Como una profecía autocumplida, se está materializando lo que por años advirtieron los científicos. Olas de calor brutales y peligrosas abruman al hemisferio norte del planeta. Los incendios forestales siguen desplazando a comunidades enteras y arrasando millones de hectáreas de bosque. En lugares como Florida, en Estados Unidos, las temperaturas de la superficie del océano han superado el umbral bajo el cual el agua es segura para nadar. Ese es el telón de fondo con el que el secretario general de Naciones Unidas, António Guterres, se dirigió al mundo la semana pasada para advertir que “la era del calentamiento global ha terminado, la era de la ebullición global ha llegado”.
El término ebullición global, con toda su rimbombancia, parece una hipérbole, pero no lo es y habla tanto de la gravedad de la situación como de la frustración por la insuficiente respuesta mundial a la crisis climática. El consenso y la firmeza de la comunidad científica, que lleva décadas prediciendo y alertando sobre el rumbo que llevamos, contrastan con la inercia y la veleidad políticas. Las promesas vacías, las metas incumplidas y los récords históricos de emisiones de efecto invernadero son un duro recordatorio de que no hemos estado a la altura. Para rematar, las secuelas de la pandemia, la invasión rusa a Ucrania y la amenaza de una recesión económica han relegado un debate trascendental a segundo plano. Lo que parecen perder de vista los líderes mundiales es que el cambio climático tiene un precio económico cada vez más alto, además de los costos ambientales y humanos. El mundo tiene que sacudirse de su complacencia y enderezar el camino.

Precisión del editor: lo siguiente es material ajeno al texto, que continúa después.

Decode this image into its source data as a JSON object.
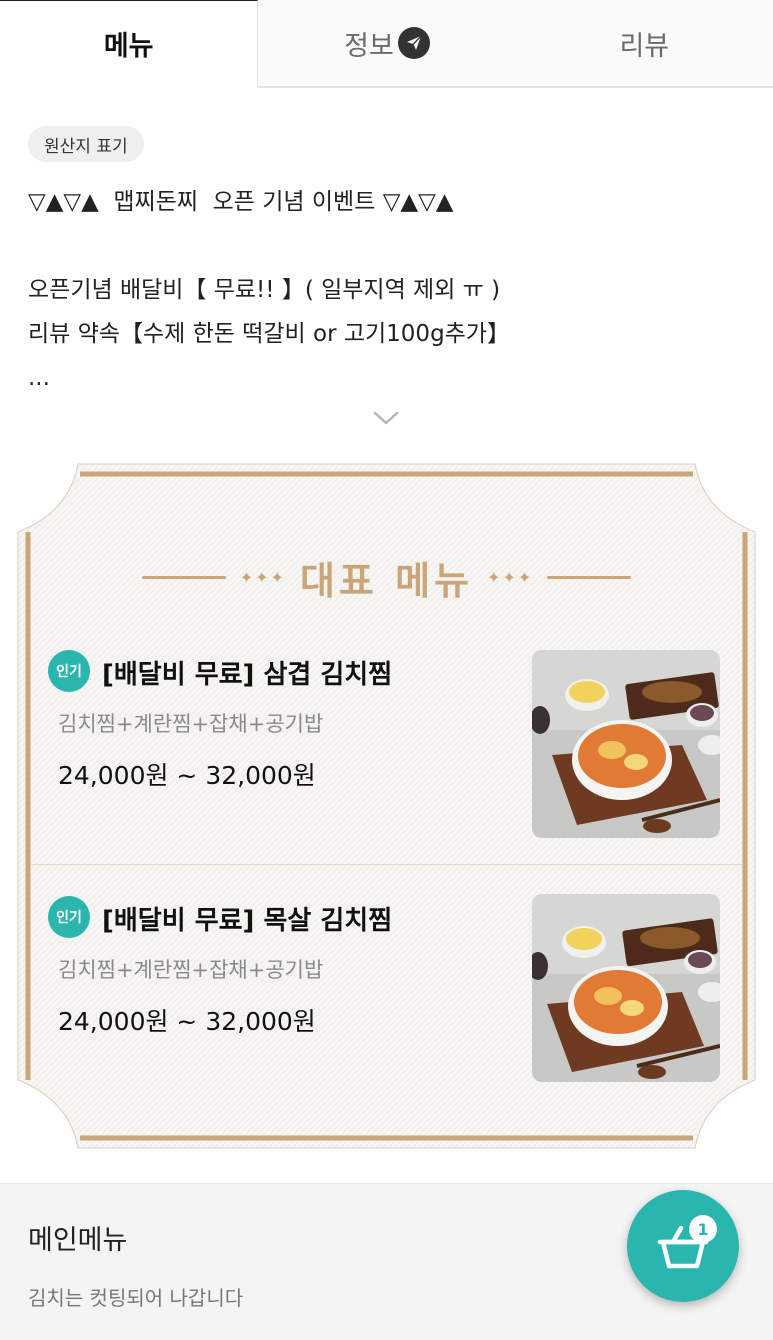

Pero, como sucede cuando suenan las alarmas, la urgencia no debe traducirse en parálisis, duda o resignación, sino en acciones decididas. Los gobiernos tendrán que tomar decisiones más drásticas y rápidas para poner en marcha los cambios que otrora podrían haberse adoptado gradualmente. En ese escenario Colombia, junto con otros países de la región, se encuentra en una posición particularmente vulnerable a los efectos de los fenómenos climáticos extremos que podemos esperar en adelante, pero también tiene el potencial de asumir un papel preponderante en la lucha contra el cambio climático. Reconocerlo ha sido uno de los aciertos del presidente Petro, con sus intervenciones en la arena internacional abogando por la justicia climática y el canje de deuda externa.
Empero, el ejemplo empieza por casa y las políticas ambientales y energéticas del Gobierno no van al mismo ritmo que la retórica del presidente. Colombia no se puede quedar cruzada de brazos esperando a que los países más desarrollados encuentren el sentido de urgencia que se les refundió todos estos años. El debate nacional se ha concentrado excesivamente en el papel de Colombia como productor de combustibles fósiles y no en reducir su propio consumo interno que va en aumento, en ponerle freno a la deforestación y en la necesidad inaplazable de mitigar los riesgos y las consecuencias que ya estamos padeciendo por los fenómenos climáticos extremos. El país está en mora de adaptarse a esta cruda realidad y serán indispensables grandes esfuerzos e inversiones en infraestructura para descarbonizar el país y volverlo más resiliente ante un panorama cada vez más hostil.